Sunday, November 13, 2005
How do we find and cultivate meaningful and lasting friendships? I attended the same grade where one of my aunts was an administrative assistant, and about seventy percent of the children’s parents knew each other because they, too, played out a similar awkward drama as classmates when they were children and young adults.
I remember discussions and gossip around my grandmother or mother’s house about who was who in my class and school. I don’t think I felt the tug of loyalty and friendship until junior high. While in elementary, I didn’t really spend time with anyone away from school. I went to school with my cousins and aunt, performed in the glee club, and did my homework.
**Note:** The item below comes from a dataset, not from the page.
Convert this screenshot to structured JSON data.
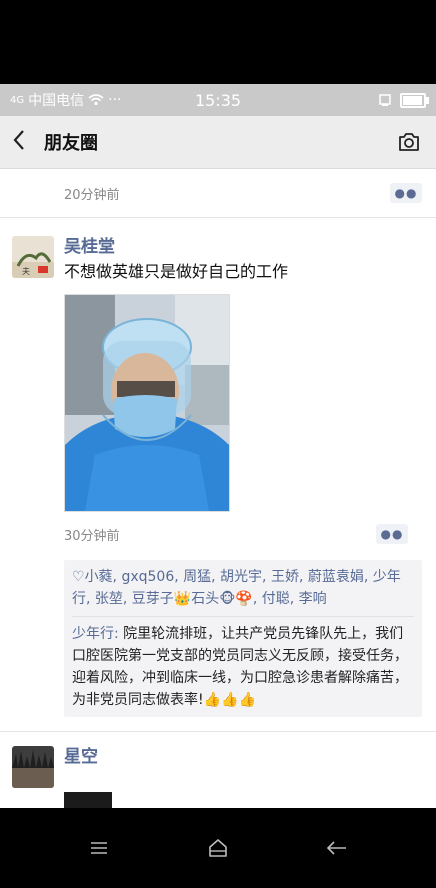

I remember the names of all my teachers back then, some fondly, others I’d just as soon forget. My kindergarten teacher many years later, and in another school district was my youngest brother’s teacher. I think my mother came to school in first grade because the teacher paddled me. A big no-no as far as my mother was concerned. No one should be hitting on her child! It was her job to chastise me.
My second grade teacher made the biggest impression on me and other classmates. She enjoyed teaching, and I’ll always be grateful for that. I think we were group academically by second grade. I didn’t care much for my third grade teacher. I think we’d developed a reputation for being rowdy by third grade, and accused of killing our fourth grade teacher within the first few weeks of the new school year. We were called brats, little terrors, and it was difficult finding a substitute or replacement teacher for our class after the original teacher had a heart attack. However long after the death and readjustment, our second grade teacher became our fourth grade teacher – hooray!
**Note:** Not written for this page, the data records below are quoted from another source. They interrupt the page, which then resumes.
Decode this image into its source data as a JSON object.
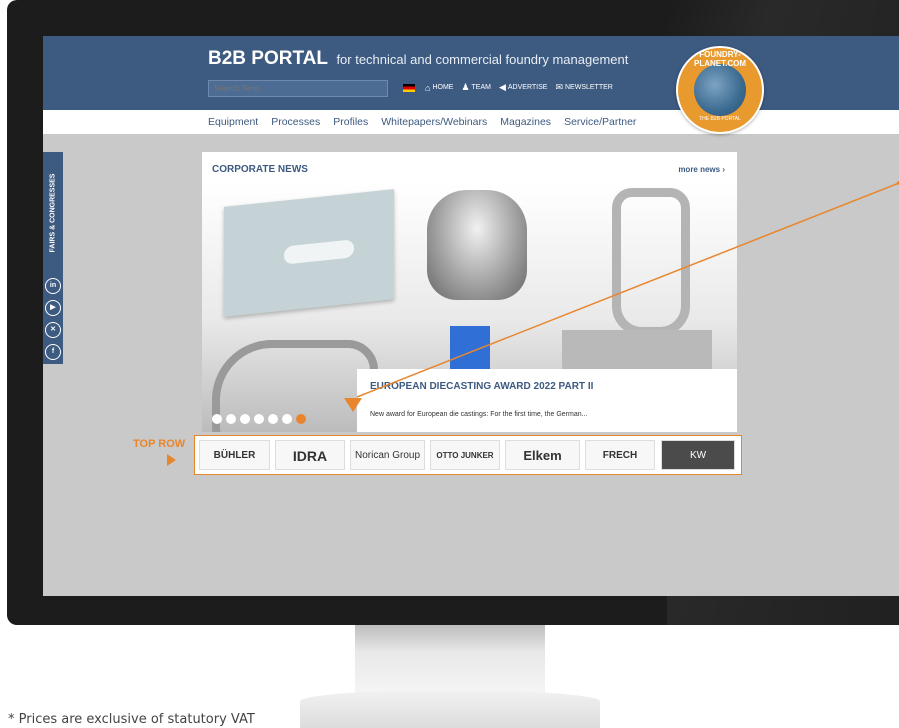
{
  "header": {
    "brand_title": "B2B PORTAL",
    "brand_sub": "for technical and commercial foundry management",
    "search_placeholder": "Search Term",
    "topnav": [
      "HOME",
      "TEAM",
      "ADVERTISE",
      "NEWSLETTER"
    ]
  },
  "mainnav": [
    "Equipment",
    "Processes",
    "Profiles",
    "Whitepapers/Webinars",
    "Magazines",
    "Service/Partner"
  ],
  "badge": {
    "text": "FOUNDRY-PLANET.COM",
    "sub": "THE B2B PORTAL"
  },
  "sidebar": {
    "fairs_label": "FAIRS & CONGRESSES",
    "social": [
      "in",
      "yt",
      "xing",
      "f"
    ]
  },
  "news": {
    "title": "CORPORATE NEWS",
    "more": "more news ›",
    "caption_title": "EUROPEAN DIECASTING AWARD 2022 PART II",
    "caption_text": "New award for European die castings: For the first time, the German...",
    "slides_total": 7,
    "active_slide_index": 6
  },
  "toprow": {
    "label": "TOP ROW",
    "logos": [
      "BÜHLER",
      "IDRA",
      "Norican Group",
      "OTTO JUNKER",
      "Elkem",
      "FRECH",
      "KW"
    ]
  },
  "footnote": "* Prices are exclusive of statutory VAT",
  "colors": {
    "brand_blue": "#3d5a80",
    "accent_orange": "#e8862e"
  }
}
My fifth grade teacher and I weren’t mortal enemies, nor were we cordial. She’d proudly display on her chest hair between her breasts. She was definitely masculine, and any male child she deemed not as masculine as should be, and masculine as she was, she wasted no time in telling the offending boy. For once, I loved my mother’s bravado. The fifth grade teacher was fond of punching the boys in their chest or arms when they committed an infraction. I was untouchable! Had I done anything, under no circumstances was she to discipline me, but rather tell my aunt who’d in turn tell my mother. I didn’t get into trouble that entire year, and I thoroughly enjoyed her frustration in not being able to toughen me up.
I came into my own in junior high, after having attempted and failed at puppy love in fifth grade with one of the prettiest girls in class. Junior high was my foray into leading theatrical roles, public speaking, emceeing school beauty pageants, my first awkward kiss with a girl in braces, and academic excellence. It was in sixth grade that I learned not to be a divo. I had the starring role in the original law week play, and one afternoon during a ‘free period’ in Social Studies (honors) class, the then director sent for me to come to rehearsal. In my mind back then, I felt there was no way I was going to give up a ‘free day’ in any class to go rehearse – that was work.
I thought: I’m the star of the play, he needs me. He’ll wait until after school. He sent for me two or three more times, and if memory serves me correctly, the bear of a director personally came for me. “Little man, come on now. We need to rehearse.”
I didn't budge. A lesser actor replaced me. I sat in the audience on the day of the performance and watched as he butchered a role that had been originally mine.